For single Redis clusters and clusters with Multi-AZ disabled, we
recommend that sufficient memory be made available to Redis as
described in Ensuring That You Have Enough Memory to Create a Redis
Snapshot. In these cases, the primary is unavailable to service
requests during the upgrade process.
...
For Redis clusters with Multi-AZ enabled, we also recommend that you
schedule engine upgrades during periods of low incoming write traffic.
When upgrading to Redis 5.0.5 or above, the primary cluster continues
to be available to service requests during the upgrade process. When
upgrading to Redis 5.0.4 or below, you may notice a brief interruption
of a few seconds associated with the DNS update.
There are no guarantees here so you will have to make your own decision about the risk of losing data if it fails
It depends on your current version:
When upgrading to Redis 5.0.6 or above, the primary cluster continues to be available to service requests during the upgrade process (source).
Starting with Redis engine version 5.0.5, you can upgrade your cluster version with minimal downtime.
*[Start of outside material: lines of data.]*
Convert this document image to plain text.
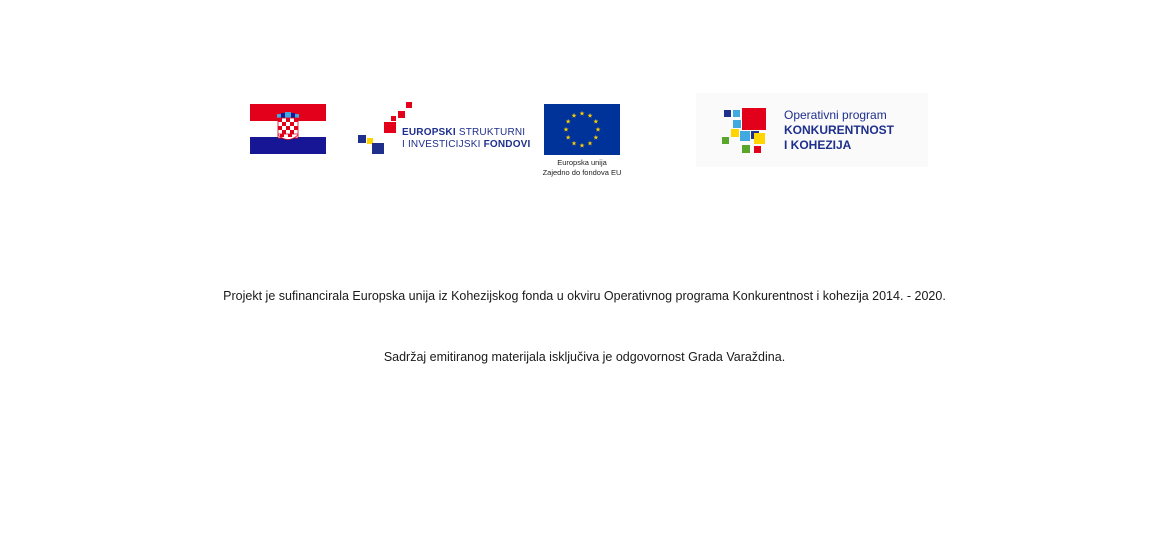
EUROPSKI STRUKTURNI
I INVESTICIJSKI FONDOVI
Europska unija
Zajedno do fondova EU
Operativni program
KONKURENTNOST
I KOHEZIJA
Projekt je sufinancirala Europska unija iz Kohezijskog fonda u okviru Operativnog programa Konkurentnost i kohezija 2014. - 2020.
Sadržaj emitiranog materijala isključiva je odgovornost Grada Varaždina.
The cluster is available for reads during the entire upgrade and is available for writes for most of the upgrade duration, except during the failover operation which lasts a few seconds (source); cluster available for reads during engine upgrades, writes are interrupted only for < 1sec with version 5.0.5 (source)
You can also upgrade your ElastiCache clusters with versions earlier than 5.0.5. The process involved is the same but may incur longer failover time during DNS propagation (30s-1m) (source, source).